Automatic photomonitoring analysis for spatiotemporal evaluation of rockfall failure hazard

The assessment of rockfall failure hazard in both spatial and temporal components is a critical task for risk assessment since it must rely on a complete and detailed inventory. Recently, rockfall hazard evaluation has often been carried out leveraging Terrestrial Laser Scanning (TLS) and drone-based photogrammetry for accurate rockfall detection. However, these techniques are time-consuming and costly, thus affecting the possibility of obtaining high temporal-resolution data. In this framework, Photomonitoring is emerging as a new technology that uses digital images captured by optical sensors to automatically measure changes and displacements, reducing human effort and economic expenses while increasing the data acquisition frequency. In this study, we installed a remote 4G camera at the Poggio Baldi natural laboratory, monitoring the rock slope by regularly capturing photographs for 396 consecutive days.

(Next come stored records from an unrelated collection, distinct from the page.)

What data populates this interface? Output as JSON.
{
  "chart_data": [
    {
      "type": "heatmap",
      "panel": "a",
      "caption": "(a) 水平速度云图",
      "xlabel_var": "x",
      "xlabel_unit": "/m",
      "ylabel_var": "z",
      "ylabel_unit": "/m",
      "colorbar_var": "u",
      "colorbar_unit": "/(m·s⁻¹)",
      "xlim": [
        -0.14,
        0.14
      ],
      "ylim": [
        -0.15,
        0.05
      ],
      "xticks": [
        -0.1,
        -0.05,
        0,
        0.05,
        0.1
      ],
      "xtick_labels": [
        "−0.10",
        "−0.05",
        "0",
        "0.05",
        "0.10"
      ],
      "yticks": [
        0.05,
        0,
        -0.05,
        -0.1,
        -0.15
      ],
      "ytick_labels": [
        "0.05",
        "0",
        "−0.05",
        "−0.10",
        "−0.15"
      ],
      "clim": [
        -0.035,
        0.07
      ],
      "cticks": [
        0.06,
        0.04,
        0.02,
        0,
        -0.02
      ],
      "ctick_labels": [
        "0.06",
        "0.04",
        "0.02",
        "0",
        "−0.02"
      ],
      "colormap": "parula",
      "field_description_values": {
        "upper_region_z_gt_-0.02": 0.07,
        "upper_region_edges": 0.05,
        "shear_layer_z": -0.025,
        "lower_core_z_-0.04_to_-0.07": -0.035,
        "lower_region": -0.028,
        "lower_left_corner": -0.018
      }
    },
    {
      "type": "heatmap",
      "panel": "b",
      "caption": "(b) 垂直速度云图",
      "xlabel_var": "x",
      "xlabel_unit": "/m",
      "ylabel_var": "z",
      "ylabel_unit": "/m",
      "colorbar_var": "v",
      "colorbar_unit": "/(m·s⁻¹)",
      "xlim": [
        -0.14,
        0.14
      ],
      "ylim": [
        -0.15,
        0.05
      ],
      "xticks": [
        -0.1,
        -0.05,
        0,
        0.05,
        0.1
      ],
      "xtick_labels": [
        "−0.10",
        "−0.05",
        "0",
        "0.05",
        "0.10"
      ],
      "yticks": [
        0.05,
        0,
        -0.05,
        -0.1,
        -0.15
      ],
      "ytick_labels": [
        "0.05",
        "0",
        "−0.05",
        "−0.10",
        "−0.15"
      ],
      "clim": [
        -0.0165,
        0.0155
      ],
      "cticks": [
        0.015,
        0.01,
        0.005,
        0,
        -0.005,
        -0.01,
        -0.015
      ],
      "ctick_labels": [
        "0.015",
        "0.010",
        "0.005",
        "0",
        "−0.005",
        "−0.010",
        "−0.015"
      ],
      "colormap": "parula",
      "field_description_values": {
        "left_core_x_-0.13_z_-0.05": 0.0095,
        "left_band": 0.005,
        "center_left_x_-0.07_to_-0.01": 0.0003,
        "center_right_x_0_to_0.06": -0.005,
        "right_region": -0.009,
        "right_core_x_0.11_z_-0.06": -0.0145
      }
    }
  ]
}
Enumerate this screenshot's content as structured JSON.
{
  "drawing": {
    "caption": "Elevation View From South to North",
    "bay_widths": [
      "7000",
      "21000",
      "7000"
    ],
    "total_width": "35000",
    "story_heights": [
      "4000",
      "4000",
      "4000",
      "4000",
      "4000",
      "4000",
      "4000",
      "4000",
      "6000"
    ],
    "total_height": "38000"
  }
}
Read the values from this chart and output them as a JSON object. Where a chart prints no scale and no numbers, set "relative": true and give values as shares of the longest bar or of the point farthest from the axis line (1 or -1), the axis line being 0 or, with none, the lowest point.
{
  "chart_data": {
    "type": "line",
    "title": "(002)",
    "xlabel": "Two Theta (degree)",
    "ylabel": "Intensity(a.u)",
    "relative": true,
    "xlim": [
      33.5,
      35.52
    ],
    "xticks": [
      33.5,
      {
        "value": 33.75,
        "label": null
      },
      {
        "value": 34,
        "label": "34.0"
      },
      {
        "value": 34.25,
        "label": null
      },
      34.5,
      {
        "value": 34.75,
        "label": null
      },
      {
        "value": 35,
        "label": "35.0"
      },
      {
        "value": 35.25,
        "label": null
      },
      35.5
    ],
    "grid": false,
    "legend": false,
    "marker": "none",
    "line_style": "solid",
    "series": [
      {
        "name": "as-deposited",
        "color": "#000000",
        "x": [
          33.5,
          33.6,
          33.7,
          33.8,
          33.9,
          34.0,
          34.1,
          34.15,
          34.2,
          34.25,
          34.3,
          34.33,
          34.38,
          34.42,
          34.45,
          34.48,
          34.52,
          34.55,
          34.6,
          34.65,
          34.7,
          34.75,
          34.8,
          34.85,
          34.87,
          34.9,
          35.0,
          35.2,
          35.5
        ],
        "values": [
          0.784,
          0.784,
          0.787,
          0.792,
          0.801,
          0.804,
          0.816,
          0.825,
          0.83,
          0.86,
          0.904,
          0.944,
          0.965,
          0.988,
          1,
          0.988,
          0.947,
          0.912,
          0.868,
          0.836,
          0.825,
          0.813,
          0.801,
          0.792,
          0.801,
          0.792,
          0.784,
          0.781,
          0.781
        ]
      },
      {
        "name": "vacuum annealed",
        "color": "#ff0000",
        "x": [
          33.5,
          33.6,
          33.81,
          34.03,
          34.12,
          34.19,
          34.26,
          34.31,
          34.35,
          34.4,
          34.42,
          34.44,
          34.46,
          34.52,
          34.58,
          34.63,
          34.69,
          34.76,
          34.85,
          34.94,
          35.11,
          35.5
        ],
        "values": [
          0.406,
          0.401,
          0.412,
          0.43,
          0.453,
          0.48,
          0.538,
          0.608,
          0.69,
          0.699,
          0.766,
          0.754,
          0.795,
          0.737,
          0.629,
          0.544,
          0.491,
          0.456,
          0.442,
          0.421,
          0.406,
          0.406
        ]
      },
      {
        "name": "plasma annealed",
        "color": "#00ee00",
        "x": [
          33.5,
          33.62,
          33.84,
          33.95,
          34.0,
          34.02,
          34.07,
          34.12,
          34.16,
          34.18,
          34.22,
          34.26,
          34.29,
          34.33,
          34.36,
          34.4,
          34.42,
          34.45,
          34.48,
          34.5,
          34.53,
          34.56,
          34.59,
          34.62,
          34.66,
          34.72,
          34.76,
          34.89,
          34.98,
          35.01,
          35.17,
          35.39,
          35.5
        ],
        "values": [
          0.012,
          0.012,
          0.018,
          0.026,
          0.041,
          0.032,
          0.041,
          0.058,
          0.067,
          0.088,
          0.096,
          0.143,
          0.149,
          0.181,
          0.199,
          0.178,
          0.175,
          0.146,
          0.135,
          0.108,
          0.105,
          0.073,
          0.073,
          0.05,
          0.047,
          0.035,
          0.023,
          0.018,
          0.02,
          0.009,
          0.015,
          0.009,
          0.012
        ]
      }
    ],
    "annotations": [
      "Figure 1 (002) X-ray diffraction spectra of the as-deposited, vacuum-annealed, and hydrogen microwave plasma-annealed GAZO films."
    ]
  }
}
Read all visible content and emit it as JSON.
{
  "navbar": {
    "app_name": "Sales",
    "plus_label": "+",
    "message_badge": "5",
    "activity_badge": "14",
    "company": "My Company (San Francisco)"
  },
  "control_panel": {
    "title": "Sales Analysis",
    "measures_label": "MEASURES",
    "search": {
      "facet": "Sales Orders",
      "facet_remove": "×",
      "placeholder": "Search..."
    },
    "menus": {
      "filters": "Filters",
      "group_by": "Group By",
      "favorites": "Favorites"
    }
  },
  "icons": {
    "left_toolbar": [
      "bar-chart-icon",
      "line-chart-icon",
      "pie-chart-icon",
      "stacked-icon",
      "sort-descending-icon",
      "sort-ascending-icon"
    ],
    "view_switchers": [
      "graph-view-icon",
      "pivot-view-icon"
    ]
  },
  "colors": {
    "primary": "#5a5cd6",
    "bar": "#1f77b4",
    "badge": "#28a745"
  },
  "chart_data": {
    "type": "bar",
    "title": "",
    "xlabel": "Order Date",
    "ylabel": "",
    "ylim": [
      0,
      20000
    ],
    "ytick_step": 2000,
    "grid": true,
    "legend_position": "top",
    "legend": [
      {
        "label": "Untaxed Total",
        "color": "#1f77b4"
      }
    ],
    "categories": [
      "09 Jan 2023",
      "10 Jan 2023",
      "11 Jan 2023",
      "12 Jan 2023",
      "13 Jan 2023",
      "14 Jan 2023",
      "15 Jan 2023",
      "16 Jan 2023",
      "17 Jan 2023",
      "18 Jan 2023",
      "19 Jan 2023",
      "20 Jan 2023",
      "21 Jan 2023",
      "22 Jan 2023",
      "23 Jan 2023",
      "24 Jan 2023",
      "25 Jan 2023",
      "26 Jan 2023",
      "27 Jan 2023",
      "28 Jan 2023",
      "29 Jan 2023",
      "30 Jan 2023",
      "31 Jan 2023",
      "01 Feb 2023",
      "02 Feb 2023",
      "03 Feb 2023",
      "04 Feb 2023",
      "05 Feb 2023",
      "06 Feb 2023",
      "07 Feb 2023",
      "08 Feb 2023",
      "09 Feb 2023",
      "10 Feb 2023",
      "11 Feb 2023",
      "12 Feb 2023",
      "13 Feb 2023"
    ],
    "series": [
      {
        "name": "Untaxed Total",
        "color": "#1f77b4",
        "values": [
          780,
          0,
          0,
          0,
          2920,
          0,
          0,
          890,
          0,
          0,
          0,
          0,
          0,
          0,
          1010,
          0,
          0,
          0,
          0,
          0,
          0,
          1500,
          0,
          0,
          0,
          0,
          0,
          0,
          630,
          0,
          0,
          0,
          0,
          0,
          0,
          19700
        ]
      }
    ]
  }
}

The automatic image processing pipeline, integrated with a 3D model of the slope, resulted in a multi-temporal rockfall inventory enriched by several attributes, such as the date and location of occurrence, magnitude estimation, and involved lithology. By exploiting these features, the spatiotemporal distribution of rockfalls was investigated using descriptive statistics, geospatial analysis, failure probability, and cumulative frequency-magnitude relationship. Accordingly, the analysis of the slope activity rate combined with cumulative frequency-magnitude relationships outlined the local influence of lithology and pelitic-arenaceous ratio in rockfall failure hazard.